Kirchner le teme a un nuevo error



BUENOS AIRES (ABA).- "¿Por qué me voy a comer un problema de ellos?", planteó el presidente Kirchner, cuando en la Casa Rosada se discutía la posibilidad de intervenir los tres poderes del gobierno de La Rioja por 90 días, para aliviar la situación de su aliado, el gobernador Angel Maza, jaqueado por su vice, Luis Beder Herrera.

El gobierno nacional está expectante por el desarrollo de la crisis política riojana. Según trascendió, la drástica medida fue solicitada por Maza, cuando el miércoles trazó un sombrío panorama provincial y denunció que Beder Herrera, en su carácter de titular de la Legislatura y jefe de gabinete, está haciendo nombramientos en cargos que "afectarán la gobernabilidad".

La crisis venía siendo seguida de cerca por el ministro del Interior, Aníbal Fernández, pero fue Alberto Fernández, el que se manifestó proclive a la intervención federal. "El riojano es un régimen loco, anticonstitucional, que le permite prácticamente al vicegobernador apoderarse del gobierno", trató de explicarle a Kirchner.

Pero el presidente está vez decidió no apresurarse.
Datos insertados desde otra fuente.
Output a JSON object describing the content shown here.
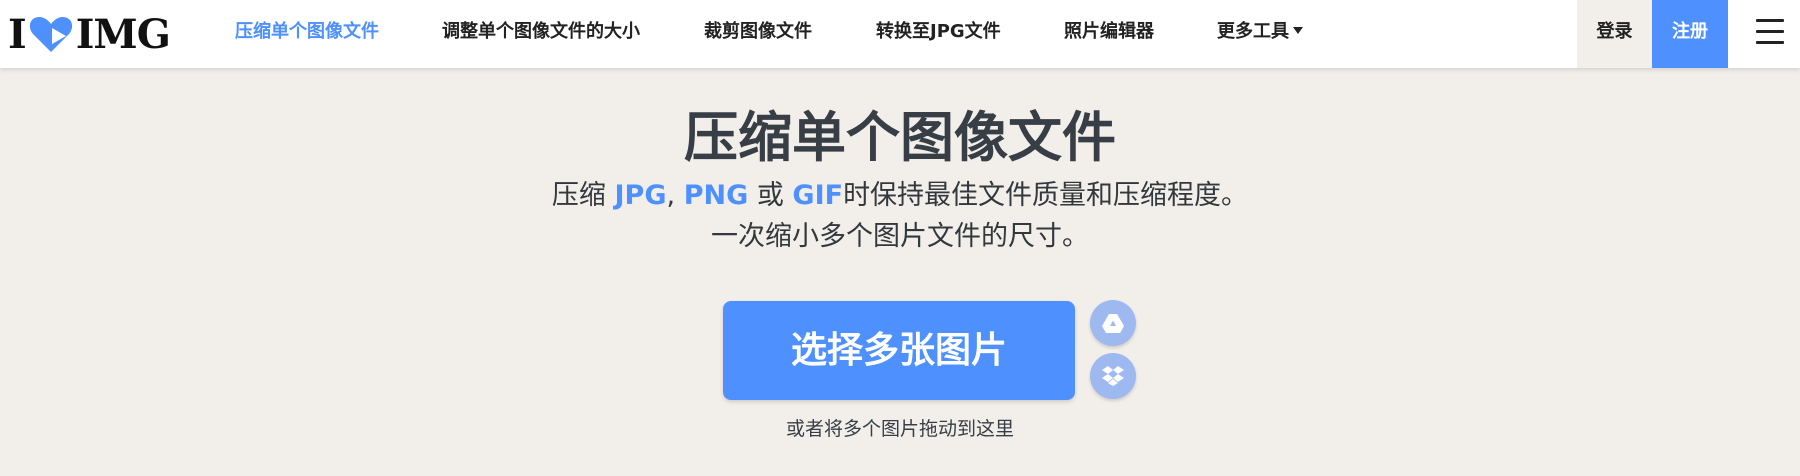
{
  "brand": {
    "logo_left": "I",
    "logo_right": "IMG",
    "accent_color": "#4d90fe"
  },
  "nav": {
    "items": [
      {
        "label": "压缩单个图像文件",
        "active": true
      },
      {
        "label": "调整单个图像文件的大小"
      },
      {
        "label": "裁剪图像文件"
      },
      {
        "label": "转换至JPG文件"
      },
      {
        "label": "照片编辑器"
      },
      {
        "label": "更多工具"
      }
    ],
    "login": "登录",
    "signup": "注册"
  },
  "main": {
    "title": "压缩单个图像文件",
    "subtitle_line1": {
      "prefix": "压缩 ",
      "fmt1": "JPG",
      "sep": ", ",
      "fmt2": "PNG",
      "mid": " 或 ",
      "fmt3": "GIF",
      "suffix": "时保持最佳文件质量和压缩程度。"
    },
    "subtitle_line2": "一次缩小多个图片文件的尺寸。",
    "select_button": "选择多张图片",
    "drop_hint": "或者将多个图片拖动到这里"
  },
  "icons": {
    "heart": "heart-icon",
    "menu": "hamburger-menu-icon",
    "gdrive": "google-drive-icon",
    "dropbox": "dropbox-icon",
    "caret": "caret-down-icon"
  }
}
No quiere cometer un nuevo error político como en Misiones y terminar agrandando el grave conflicto. Sin embargo, admitió que se blandiera la intervención como una amenaza para aquietar las aguas y facilitar una solución local.

Jorge Yoma, embajador en México a quien se menciona como posible candidato del kirchnerismo, desaconsejó el remedio federal y cargó duro contra Maza: "Está cometiendo actos de corrupción. Dicen que ha concesionado minas a empresas canadienses a un precio vil", manifestó contrariado.

Hasta el ex presidente Carlos Menem, quien podía haber intentado sacar algún rédito político del desgobierno riojano, pidió una solución legal alejada de la intervención.